Wednesday, October 4, 2017

The Halloween List: The Transfiguration and A Dark Song

The Transfiguration (2017)

I was utterly unprepared for this movie. It was an amazing get for Netflix, which scooped the film up from Cannes and recently released it on its streaming service. It’s the sort of highly poignant thing we can’t get enough of in Horror.

Milo is many things. A high school student. A son whose mother died when he was young, and whose father is long gone. He’s a serial killer who has no idea what to do with his compulsions.

Most of all, Milo is a fan of vampires. He thinks he is one, and uses their sanguine lore to rationalize his impulses and how strange he feels. He doesn’t fit in anywhere; his older brother offers no empathy, and he can’t communicate with the gangs that dominate his block. Instead he hides in his room, watching Nosferatu and Lost Boys. His notebooks are full of diagrams and lists of lore, figuring out how different vampires worked, as he tries to figure out why he is the way he is.

Eric Ruffin freaking crushes this role. He looks like a sociopath. He’s never a monster relishing in stalking someone; he’s a kid who doesn’t understand why people talk to each other, and when he has the urge, only knows that he’s supposed to be violent and acts. It’d be easy for a kid studying vampires instead of psychology in order to learn self-knowledge to seem cheesy or overwrought, but Ruffin gives Milo just enough life that he feels as authentic as it gets. This is up there with Henry: A Portrait of a Serial Killer for representation of such a life.

Eventually Milo meets Sophie, a girl who also loves vampires – well, the ones in Twilight. She’s lonely and persistent about catching up with him, and you watch him try to understand what yearning for companionship is like. He’s not absent of emotion. He can’t process it like he thinks he’s supposed to. Sometimes you worry for Sophie’s safety, while in others you’re just charmed about them comparing the rules of Twilight vampires against Bram Stoker’s Dracula. They are precious together.

Of course, vampires aren’t real, but in a world that refuses to help the poor and vulnerable, you reach for what you can. At some point you wind up hoping that “The Transfiguration” title will become literal and he’ll turn into a vampire so he can escape his destitute life, and flourish into anything rather than this life of police brutality and gang shootings.

The Transfiguration is an intimate portrait of a kid that the social safety net has failed to find, and trying to find himself. He finds himself firmly a dark genre.
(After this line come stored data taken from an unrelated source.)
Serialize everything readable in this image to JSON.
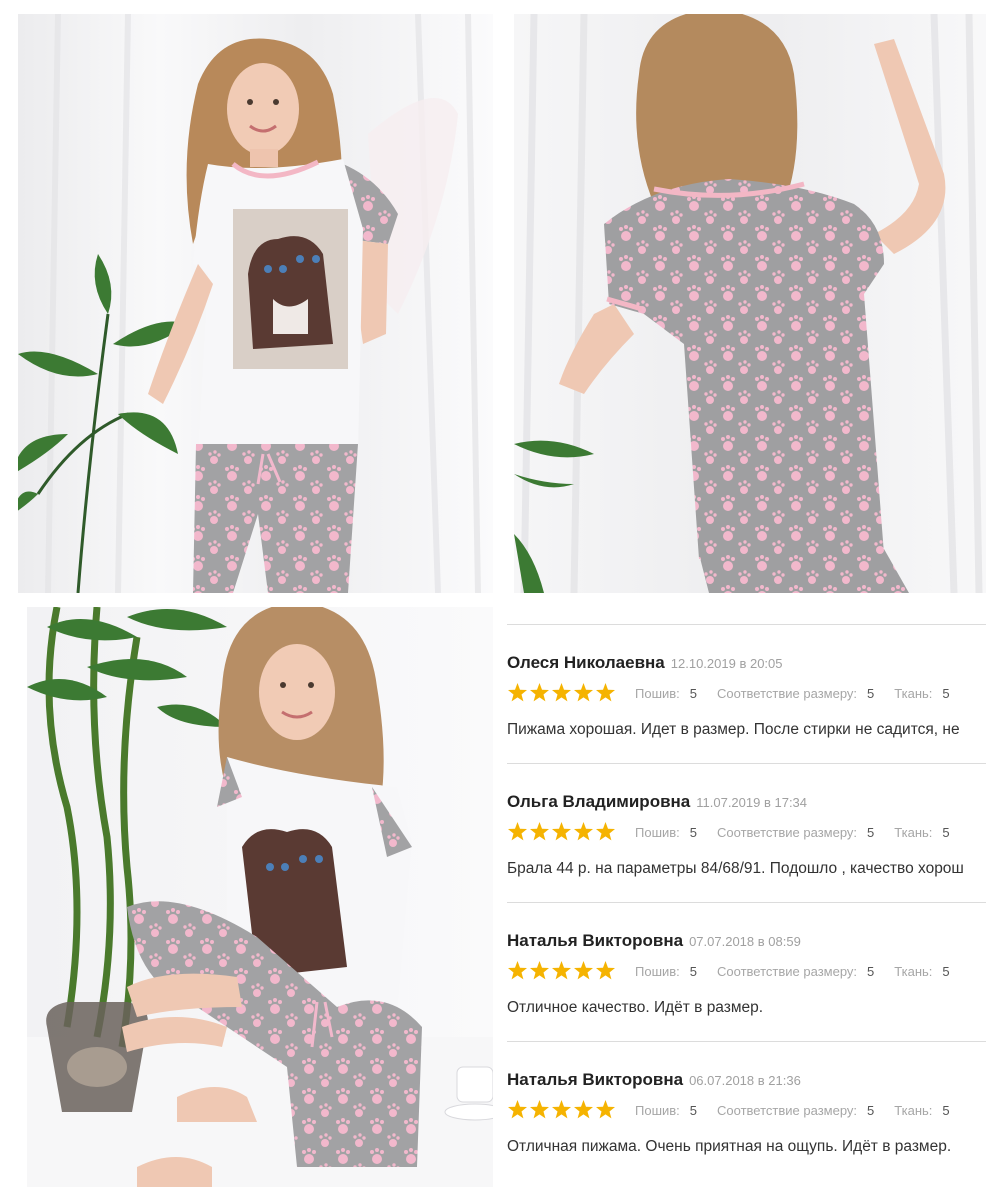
{
  "colors": {
    "star": "#f5b301",
    "divider": "#dcdcdc",
    "author": "#222222",
    "meta": "#a0a0a0",
    "text": "#333333",
    "pajama_gray": "#9d9d9f",
    "paw_pink": "#f2b8cc"
  },
  "photos": [
    {
      "name": "front-view"
    },
    {
      "name": "back-view"
    },
    {
      "name": "seated-view"
    }
  ],
  "reviews": [
    {
      "author": "Олеся Николаевна",
      "date": "12.10.2019 в 20:05",
      "stars": 5,
      "metrics": [
        {
          "label": "Пошив:",
          "value": "5"
        },
        {
          "label": "Соответствие размеру:",
          "value": "5"
        },
        {
          "label": "Ткань:",
          "value": "5"
        }
      ],
      "text": "Пижама хорошая. Идет в размер. После стирки не садится, не"
    },
    {
      "author": "Ольга Владимировна",
      "date": "11.07.2019 в 17:34",
      "stars": 5,
      "metrics": [
        {
          "label": "Пошив:",
          "value": "5"
        },
        {
          "label": "Соответствие размеру:",
          "value": "5"
        },
        {
          "label": "Ткань:",
          "value": "5"
        }
      ],
      "text": "Брала 44 р. на параметры 84/68/91. Подошло , качество хорош"
    },
    {
      "author": "Наталья Викторовна",
      "date": "07.07.2018 в 08:59",
      "stars": 5,
      "metrics": [
        {
          "label": "Пошив:",
          "value": "5"
        },
        {
          "label": "Соответствие размеру:",
          "value": "5"
        },
        {
          "label": "Ткань:",
          "value": "5"
        }
      ],
      "text": "Отличное качество. Идёт в размер."
    },
    {
      "author": "Наталья Викторовна",
      "date": "06.07.2018 в 21:36",
      "stars": 5,
      "metrics": [
        {
          "label": "Пошив:",
          "value": "5"
        },
        {
          "label": "Соответствие размеру:",
          "value": "5"
        },
        {
          "label": "Ткань:",
          "value": "5"
        }
      ],
      "text": "Отличная пижама. Очень приятная на ощупь. Идёт в размер."
    }
  ]
}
That genre is richer for having him.

A Dark Song (2016)

This is the first movie I’ve watched twice this October. It relies on a very different kind of tension, similar to The Invitation or It Comes at Night, that comes from waiting as unnerving clues are dropped. Even in that mold, it’s an unusual supernatural story about loss that prides itself on going to uncomfortable places. But the payoff for walking through those shadowy valleys is like nothing else in current Horror.

Sophia was a mother until her child was killed. She’s haunted by his absence, and will do anything to hear his voice again. “Anything” includes hiring and secluding herself with a drill sergeant-like occultist who puts her through exhausting and brutal rituals in order to bring down the walls between herself and the other side. If they succeed, she can ask an angel to meet her son. But as they look behind the veil of mortality, other things may look back.

The two cannot leave the house, her occultist warns, or they will be trapped in limbo forever. So the movie is dominated by just those few rooms they labor in, and all the strange rituals he subjects her to. She is covered in symbols, or prays on her knees for hours as cold water is poured over her, and when she can’t bring herself to forgive wrongs as part of the spell, soon finds herself forced to take shortcuts. Shortcuts like drinking blood.

The movie is so preoccupied with the rituals that you can miss when the first things start happening around the house. A door opens on its own. Things go missing from her belongings. She hears her son’s voice sometimes, but it could be anything using it to lure her astray.

The tension of what the rituals evoke is mingled with the occultist being unreliable. There are things he doesn’t know, and at any point he could be lying to her, or not telling her about another risk that’s soon to come. She’d be defenseless if he had ulterior motives. If what he says about being trapped in Limbo is true, he would also be defenseless against her screwing him over. After it, cultists were who killed her son.

The interplay of what they hide from each other is rigidly tense, presented often without music, or with suggestive hums that unnerve. They could be what Sophia hears as her mind starts to go.

It’s definitely not a movie for everyone, but I will watch it for a third time.

Up next: Killer Dolls! Annabelle: Creation and Cult of Chucky.


  1. Different from my normal fare, but they both sound intellectually stimulating. That is hard to find in a horror film these days.

  2. Definitely intriguing, leaving me thoughts to carry away with me.